Speaking of expensive, Ultima Freestyle blades are also available in the premium cost Matrix line.

  http://www.jacksonultima.com/en/Index.aspx?product=Ek78qFaLrZECV75YEHHHgA1A2B3C4D5E1A2B3C4D5E

which are AUS 8 stainless steel. Some of us have found that stainless steel lasts longer and retains edges longer, has fewer rust issues, and feel that it is well worth the extra cost. The Matrix line is also somewhat lighter than the other Ultima lines. But check first with your skate tech to find out if he/she can sharpen Matrix blades, because some sharpening equipment doesn't fit them - he/she needs a special gig. (Likewise for Paramount.)

Many skate techs say that Ultima (and Paramount) blades have fewer problems with blade warp and unintended variations in initial blade shape than MK/Wilson blades like Gold Seals and Gold Stars. All the skate techs I have asked have said Ultima reasonably high end blades are very well made (they also sell very cheap beginner and rental blades, which I won't similarly praise), so you don't need to worry about that, if that has been your main issue.

Of course, in the end, it is your risk and your decision.

"The king of spin" sounds like marketing hype. I assume it is meant to imply that Gold Seal typically spins better than some of the other Wilson blades, and possibly MK blades (same company and factory now, but different models and marketing), but I wonder how well that extends to other brands.
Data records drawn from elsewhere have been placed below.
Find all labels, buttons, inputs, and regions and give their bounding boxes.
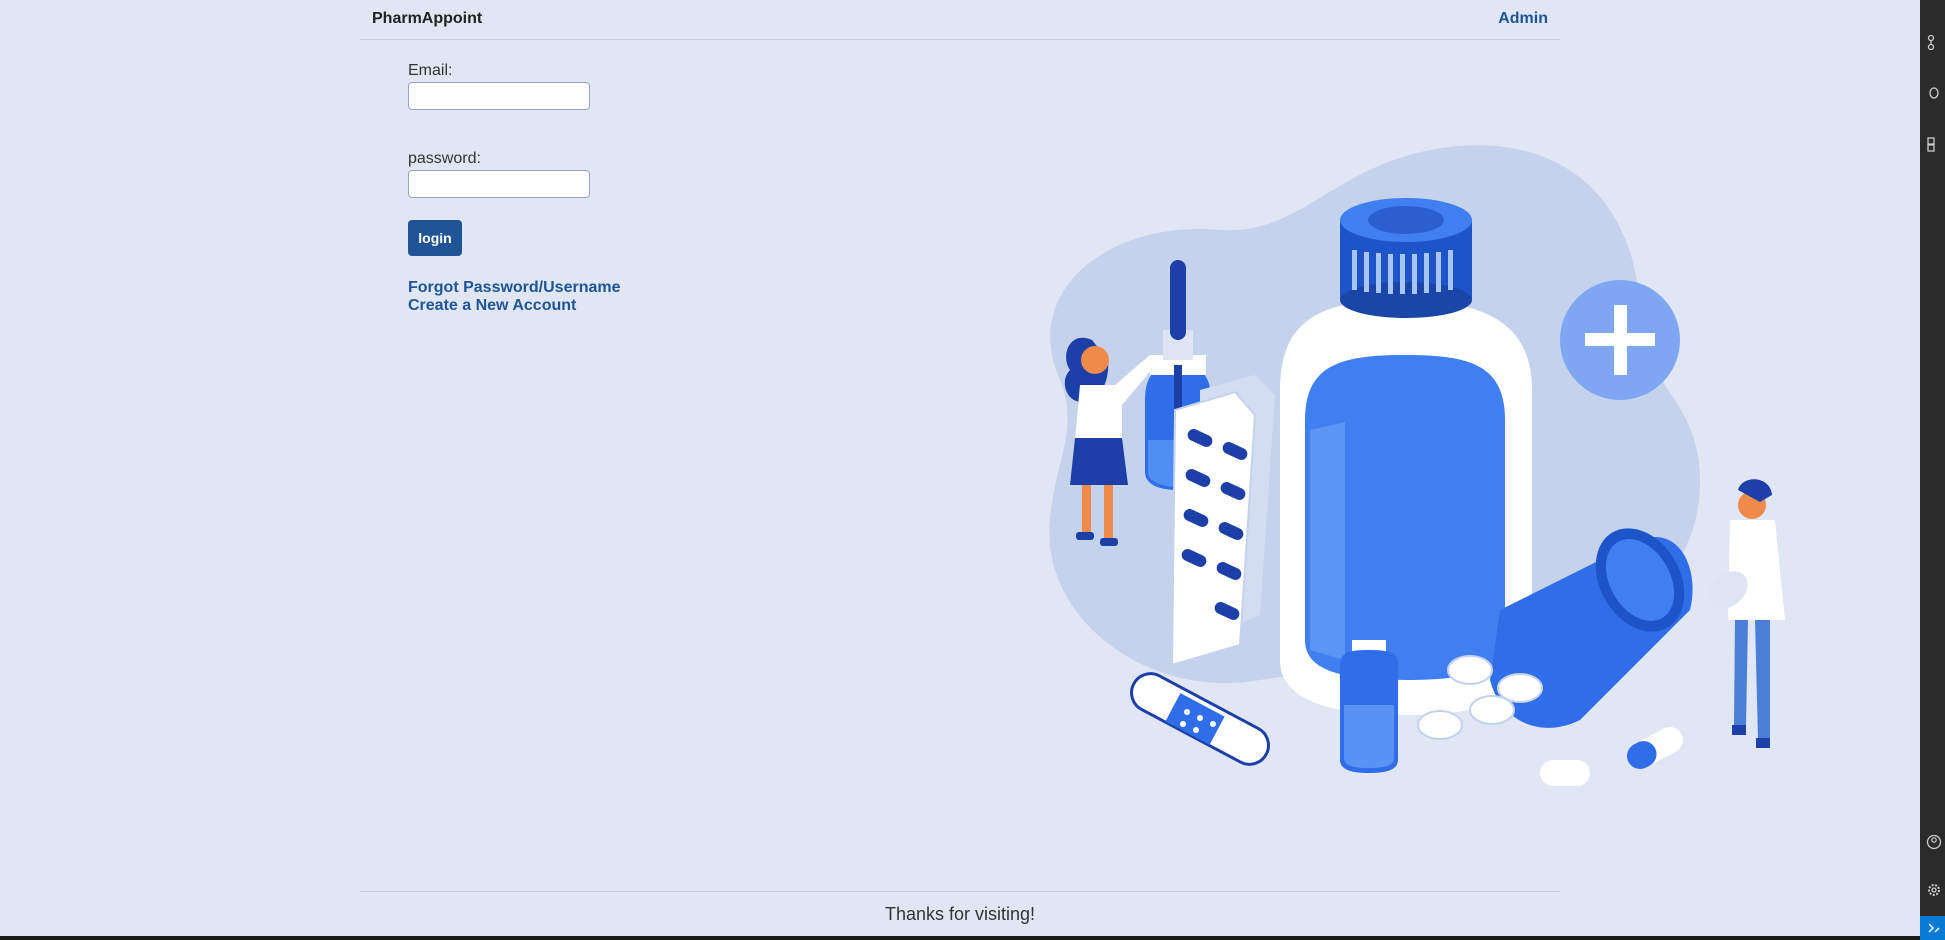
page: PharmAppoint Admin Email: password: logi… (0, 0, 1945, 940)
remote-icon (1928, 923, 1940, 933)
extensions-icon[interactable] (1926, 136, 1942, 152)
editor-activity-strip (1920, 0, 1945, 940)
password-label: password: (408, 150, 481, 167)
man-figure (1708, 479, 1785, 748)
account-links: Forgot Password/Username Create a New Ac… (408, 279, 621, 315)
footer: Thanks for visiting! (360, 891, 1560, 931)
small-bottle-icon (1340, 640, 1398, 773)
forgot-password-link[interactable]: Forgot Password/Username (408, 279, 621, 297)
email-field[interactable] (408, 82, 590, 110)
password-field[interactable] (408, 170, 590, 198)
bandage-icon (1130, 672, 1270, 766)
source-control-icon[interactable] (1926, 34, 1942, 50)
plus-icon (1560, 280, 1680, 400)
pharmacy-illustration (1049, 145, 1785, 786)
top-navbar: PharmAppoint Admin (360, 0, 1560, 40)
brand-title: PharmAppoint (372, 10, 483, 27)
remote-indicator[interactable] (1920, 916, 1945, 940)
footer-text: Thanks for visiting! (884, 904, 1036, 924)
login-button[interactable]: login (408, 220, 462, 256)
gear-icon[interactable] (1926, 882, 1942, 898)
login-form: Email: password: login Forgot Password/U… (408, 62, 621, 315)
create-account-link[interactable]: Create a New Account (408, 297, 621, 315)
debug-icon[interactable] (1926, 84, 1942, 100)
account-icon[interactable] (1926, 834, 1942, 850)
email-label: Email: (408, 62, 453, 79)
admin-link[interactable]: Admin (1498, 10, 1548, 28)
bottom-edge-bar (0, 936, 1920, 940)
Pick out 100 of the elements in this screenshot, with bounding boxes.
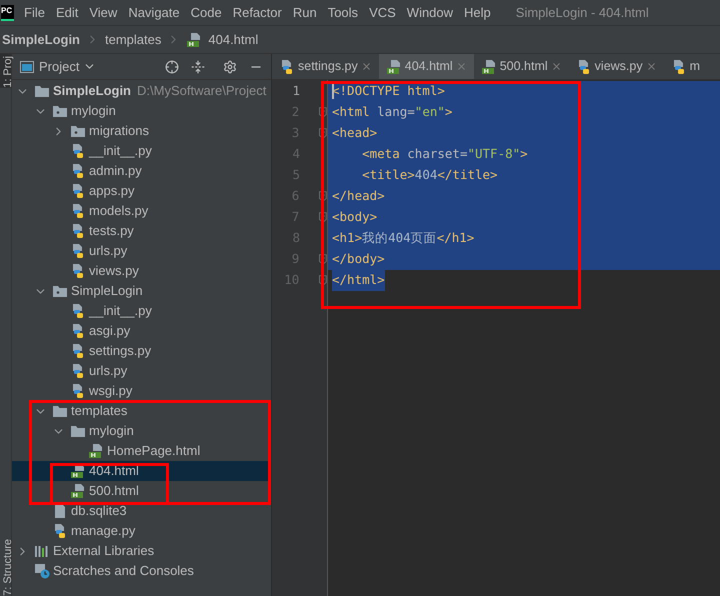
tree-item[interactable]: manage.py [12, 521, 271, 541]
python-file-icon [70, 183, 86, 199]
panel-icon [20, 60, 34, 72]
close-icon[interactable] [646, 61, 657, 72]
tree-item[interactable]: apps.py [12, 181, 271, 201]
item-label: 404.html [89, 462, 139, 480]
menu-item[interactable]: Navigate [128, 2, 180, 22]
item-label: Scratches and Consoles [53, 562, 194, 580]
editor-tab[interactable]: settings.py [272, 54, 379, 79]
editor-tab[interactable]: 500.html [474, 54, 569, 79]
editor-tab[interactable]: views.py [568, 54, 664, 79]
panel-title[interactable]: Project [39, 56, 80, 76]
fold-marker-icon[interactable] [319, 107, 327, 118]
scratches-icon [34, 563, 50, 579]
menu-item[interactable]: Window [406, 2, 454, 22]
fold-marker-icon[interactable] [319, 128, 327, 139]
python-file-icon [70, 243, 86, 259]
python-file-icon [52, 523, 68, 539]
tree-item[interactable]: views.py [12, 261, 271, 281]
item-label: admin.py [89, 162, 142, 180]
tree-item[interactable]: External Libraries [12, 541, 271, 561]
tree-item[interactable]: __init__.py [12, 141, 271, 161]
tree-item[interactable]: 500.html [12, 481, 271, 501]
html-file-icon [186, 32, 202, 48]
tree-item[interactable]: asgi.py [12, 321, 271, 341]
tree-item[interactable]: admin.py [12, 161, 271, 181]
tree-item[interactable]: urls.py [12, 361, 271, 381]
tree-item[interactable]: wsgi.py [12, 381, 271, 401]
menu-item[interactable]: Run [292, 2, 317, 22]
item-label: urls.py [89, 362, 128, 380]
tree-item[interactable]: mylogin [12, 101, 271, 121]
tree-item[interactable]: migrations [12, 121, 271, 141]
python-file-icon [70, 343, 86, 359]
tree-item[interactable]: SimpleLogin D:\MySoftware\Project [12, 81, 271, 101]
breadcrumb-item[interactable]: templates [105, 30, 162, 50]
settings-icon[interactable] [223, 60, 237, 74]
menu-item[interactable]: View [89, 2, 118, 22]
tree-item[interactable]: tests.py [12, 221, 271, 241]
html-file-icon [480, 58, 497, 74]
fold-marker-icon[interactable] [319, 254, 327, 265]
menu-item[interactable]: Help [464, 2, 491, 22]
tree-item[interactable]: SimpleLogin [12, 281, 271, 301]
menu-item[interactable]: Refactor [232, 2, 282, 22]
tree-item[interactable]: urls.py [12, 241, 271, 261]
item-label: __init__.py [89, 142, 152, 160]
tree-item[interactable]: settings.py [12, 341, 271, 361]
breadcrumb-item[interactable]: SimpleLogin [2, 30, 80, 50]
fold-marker-icon[interactable] [319, 212, 327, 223]
item-label: tests.py [89, 222, 134, 240]
python-file-icon [70, 363, 86, 379]
menu-item[interactable]: File [24, 2, 45, 22]
item-label: views.py [89, 262, 139, 280]
python-file-icon [70, 383, 86, 399]
menu-item[interactable]: Tools [328, 2, 358, 22]
package-folder-icon [52, 104, 68, 118]
python-file-icon [70, 203, 86, 219]
project-tool-tab[interactable]: 1: Proj [0, 54, 11, 88]
item-label: SimpleLogin [71, 282, 143, 300]
fold-marker-icon[interactable] [319, 191, 327, 202]
code-line: </html> [328, 270, 720, 291]
item-label: External Libraries [53, 542, 154, 560]
close-icon[interactable] [550, 61, 562, 72]
item-label: db.sqlite3 [71, 502, 127, 520]
item-label: urls.py [89, 242, 128, 260]
menu-item[interactable]: VCS [369, 2, 396, 22]
menu-item[interactable]: Edit [56, 2, 78, 22]
folder-icon [52, 404, 68, 418]
tree-item[interactable]: __init__.py [12, 301, 271, 321]
item-label: templates [71, 402, 128, 420]
item-label: asgi.py [89, 322, 130, 340]
locate-icon[interactable] [165, 60, 179, 74]
structure-tool-tab[interactable]: 7: Structure [0, 539, 11, 596]
breadcrumb-item[interactable]: 404.html [208, 30, 258, 50]
html-file-icon [70, 483, 86, 499]
tree-item[interactable]: mylogin [12, 421, 271, 441]
package-folder-icon [70, 124, 86, 138]
item-label: mylogin [89, 422, 134, 440]
app-logo: PC [1, 4, 14, 20]
tree-item[interactable]: templates [12, 401, 271, 421]
item-label: settings.py [89, 342, 152, 360]
tree-item[interactable]: HomePage.html [12, 441, 271, 461]
fold-marker-icon[interactable] [319, 275, 327, 286]
tree-item[interactable]: Scratches and Consoles [12, 561, 271, 581]
item-label: apps.py [89, 182, 135, 200]
editor-tab[interactable]: 404.html [378, 54, 474, 79]
tree-item[interactable]: models.py [12, 201, 271, 221]
collapse-all-icon[interactable] [191, 60, 205, 74]
item-label: models.py [89, 202, 148, 220]
item-label: migrations [89, 122, 149, 140]
item-label: manage.py [71, 522, 136, 540]
tree-item[interactable]: db.sqlite3 [12, 501, 271, 521]
text-caret [332, 84, 334, 99]
python-file-icon [70, 143, 86, 159]
folder-icon [70, 424, 86, 438]
editor-tab[interactable]: m [664, 54, 708, 79]
menu-item[interactable]: Code [190, 2, 222, 22]
html-file-icon [88, 443, 104, 459]
libraries-icon [34, 544, 50, 558]
file-icon [52, 503, 68, 519]
close-icon[interactable] [360, 61, 372, 72]
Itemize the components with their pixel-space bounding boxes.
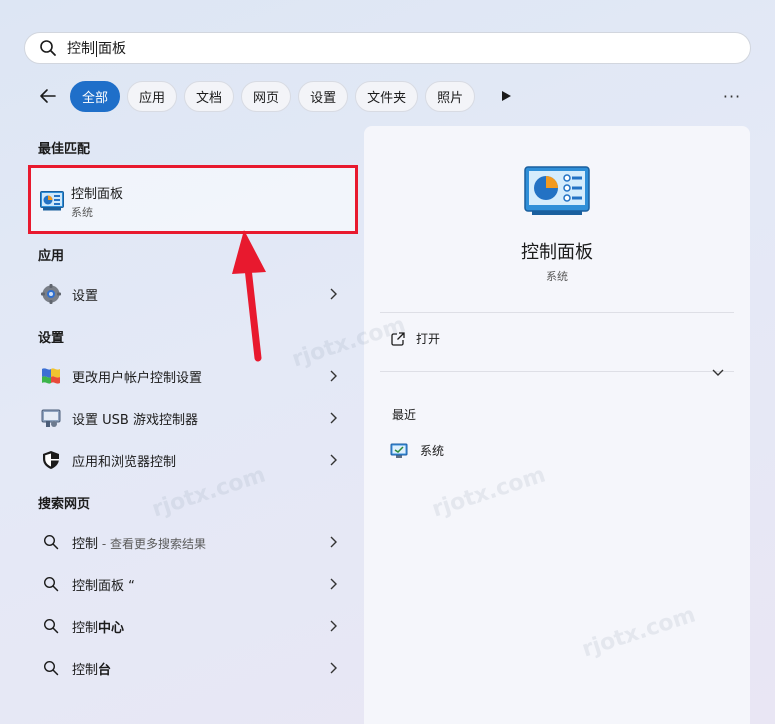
web-result-light: - 查看更多搜索结果 <box>98 536 206 551</box>
best-match-title: 控制面板 <box>71 187 124 202</box>
arrow-left-icon <box>40 89 56 103</box>
chevron-right-icon <box>330 370 337 382</box>
open-label: 打开 <box>416 332 441 346</box>
best-match-header: 最佳匹配 <box>38 142 91 157</box>
web-result-item[interactable]: 控制面板 “ <box>28 566 346 602</box>
web-result-label: 控制中心 <box>72 617 326 636</box>
chevron-right-icon <box>330 454 337 466</box>
web-result-bold: 台 <box>98 662 112 678</box>
chevron-right-icon <box>330 578 337 590</box>
chevron-right-icon <box>330 412 337 424</box>
game-controller-icon <box>41 409 61 427</box>
annotation-arrow-icon <box>232 230 266 362</box>
tab-web[interactable]: 网页 <box>241 80 292 112</box>
search-query-part-2: 面板 <box>98 41 126 57</box>
tab-folders[interactable]: 文件夹 <box>355 80 419 112</box>
tab-documents[interactable]: 文档 <box>184 80 235 112</box>
chevron-down-icon[interactable] <box>710 364 726 380</box>
web-result-bold: 中心 <box>98 620 125 636</box>
list-item-label: 更改用户帐户控制设置 <box>72 370 203 386</box>
web-result-item[interactable]: 控制 - 查看更多搜索结果 <box>28 524 346 560</box>
control-panel-large-icon <box>524 166 590 215</box>
web-result-bold: 控制面板 “ <box>72 578 135 594</box>
web-result-item[interactable]: 控制台 <box>28 650 346 686</box>
uac-flag-icon <box>42 368 60 384</box>
recent-header: 最近 <box>392 408 417 422</box>
search-input[interactable]: 控制 面板 <box>67 38 126 58</box>
web-result-plain: 控制 <box>72 620 99 636</box>
divider <box>380 371 734 372</box>
chevron-right-icon <box>330 288 337 300</box>
gear-icon <box>41 284 61 304</box>
open-external-icon <box>391 331 405 346</box>
tab-apps[interactable]: 应用 <box>127 80 178 112</box>
open-action[interactable]: 打开 <box>390 330 440 347</box>
tab-all[interactable]: 全部 <box>70 80 121 112</box>
system-monitor-icon <box>390 443 408 458</box>
recent-item-label: 系统 <box>420 444 445 458</box>
search-icon <box>40 40 56 56</box>
list-item-usb-game-controller[interactable]: 设置 USB 游戏控制器 <box>28 400 346 436</box>
more-filters-button[interactable] <box>496 86 516 106</box>
search-query-part-1: 控制 <box>67 41 95 57</box>
tab-photos[interactable]: 照片 <box>425 80 476 112</box>
filter-bar: 全部 应用 文档 网页 设置 文件夹 照片 ··· <box>36 80 748 112</box>
list-item-label: 应用和浏览器控制 <box>72 454 177 470</box>
search-icon <box>43 618 59 634</box>
list-item-label: 设置 USB 游戏控制器 <box>72 412 198 428</box>
web-result-plain: 控制 <box>72 662 99 678</box>
search-icon <box>43 534 59 550</box>
list-item-uac-settings[interactable]: 更改用户帐户控制设置 <box>28 358 346 394</box>
search-box[interactable]: 控制 面板 <box>24 32 751 64</box>
detail-subtitle: 系统 <box>546 270 568 283</box>
list-item-settings-app[interactable]: 设置 <box>28 276 346 312</box>
web-result-label: 控制 - 查看更多搜索结果 <box>72 533 326 552</box>
best-match-subtitle: 系统 <box>71 206 93 219</box>
tab-settings[interactable]: 设置 <box>298 80 349 112</box>
control-panel-icon <box>40 191 64 211</box>
play-icon <box>502 91 512 101</box>
list-item-label: 设置 <box>72 288 99 304</box>
divider <box>380 312 734 313</box>
back-button[interactable] <box>36 84 60 108</box>
settings-header: 设置 <box>38 331 65 346</box>
web-result-bold: 控制 <box>72 536 99 552</box>
detail-title: 控制面板 <box>521 242 593 263</box>
best-match-item[interactable]: 控制面板 系统 <box>28 165 358 234</box>
chevron-right-icon <box>330 620 337 632</box>
search-icon <box>43 576 59 592</box>
web-result-item[interactable]: 控制中心 <box>28 608 346 644</box>
search-icon <box>43 660 59 676</box>
web-search-header: 搜索网页 <box>38 497 91 512</box>
web-result-label: 控制台 <box>72 659 326 678</box>
detail-panel: 控制面板 系统 打开 最近 系统 <box>364 126 750 724</box>
more-options-button[interactable]: ··· <box>722 86 742 106</box>
shield-icon <box>43 451 59 469</box>
chevron-right-icon <box>330 662 337 674</box>
chevron-right-icon <box>330 536 337 548</box>
web-result-label: 控制面板 “ <box>72 575 326 594</box>
text-caret <box>96 41 97 57</box>
recent-item-system[interactable]: 系统 <box>390 442 444 459</box>
list-item-app-browser-control[interactable]: 应用和浏览器控制 <box>28 442 346 478</box>
apps-header: 应用 <box>38 249 65 264</box>
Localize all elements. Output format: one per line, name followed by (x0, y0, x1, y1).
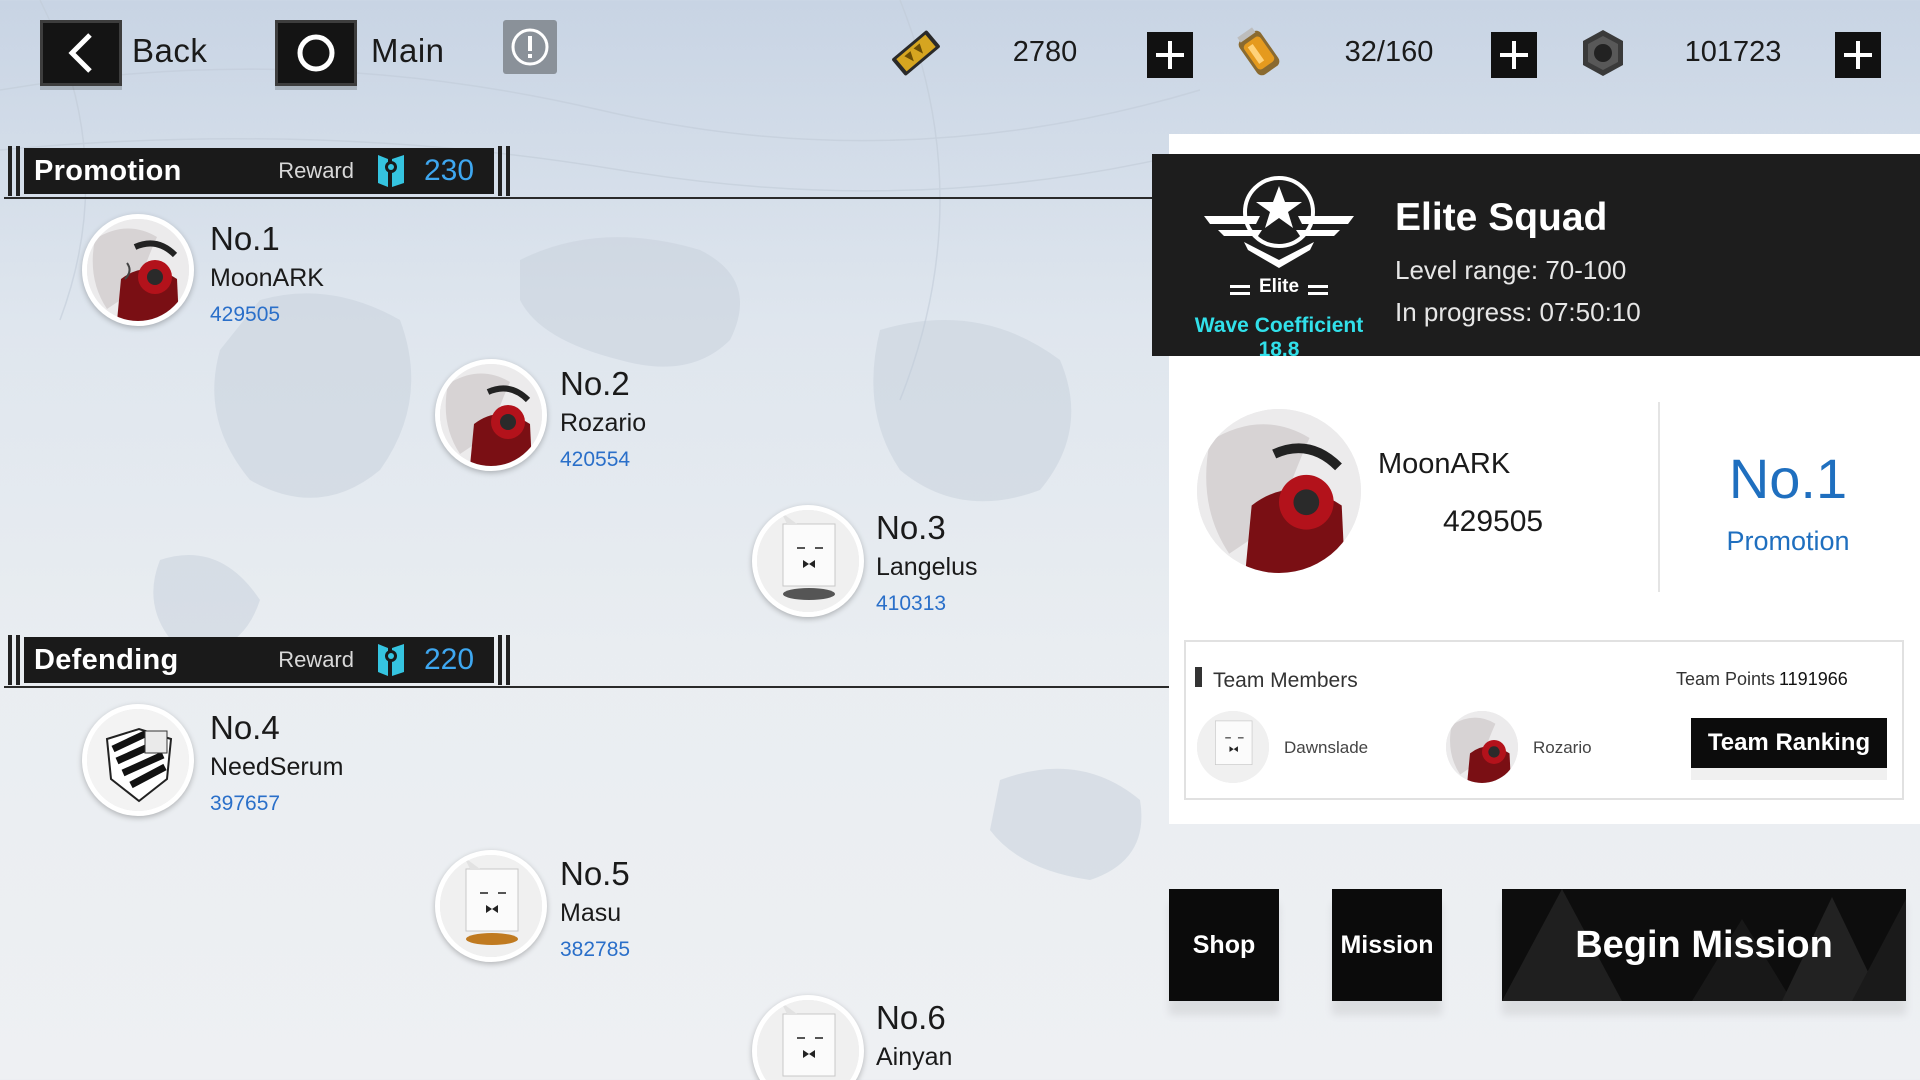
player-score: 420554 (560, 448, 631, 471)
back-button[interactable] (40, 20, 122, 86)
progress-timer: In progress: 07:50:10 (1395, 297, 1641, 327)
main-label[interactable]: Main (371, 32, 445, 70)
mission-button[interactable]: Mission (1332, 889, 1442, 1001)
reward-value: 230 (424, 154, 475, 187)
exclamation-icon (511, 28, 549, 66)
team-ranking-button[interactable]: Team Ranking (1691, 718, 1887, 768)
red-headphone-girl-avatar (440, 364, 542, 466)
begin-mission-button[interactable]: Begin Mission (1502, 889, 1906, 1001)
back-label[interactable]: Back (132, 32, 207, 70)
shop-button[interactable]: Shop (1169, 889, 1279, 1001)
resource-value: 101723 (1684, 36, 1782, 68)
reward-label: Reward (278, 647, 354, 672)
avatar[interactable] (752, 505, 864, 617)
add-resource-button[interactable] (1147, 32, 1193, 78)
section-banner: Defending Reward 220 (24, 637, 494, 683)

High end Olympic caliber skaters most often use Wilson or MK blades, but it is also true that MK/Wilson has had a long term policy of giving away blades to elite level skaters and coaches, and have been around a long time, so it is hard to know how much that means. Last I knew, Ultimas and Riedells were gaining in popularity among the general figure skating population over MK and Wilson, including in the U.S.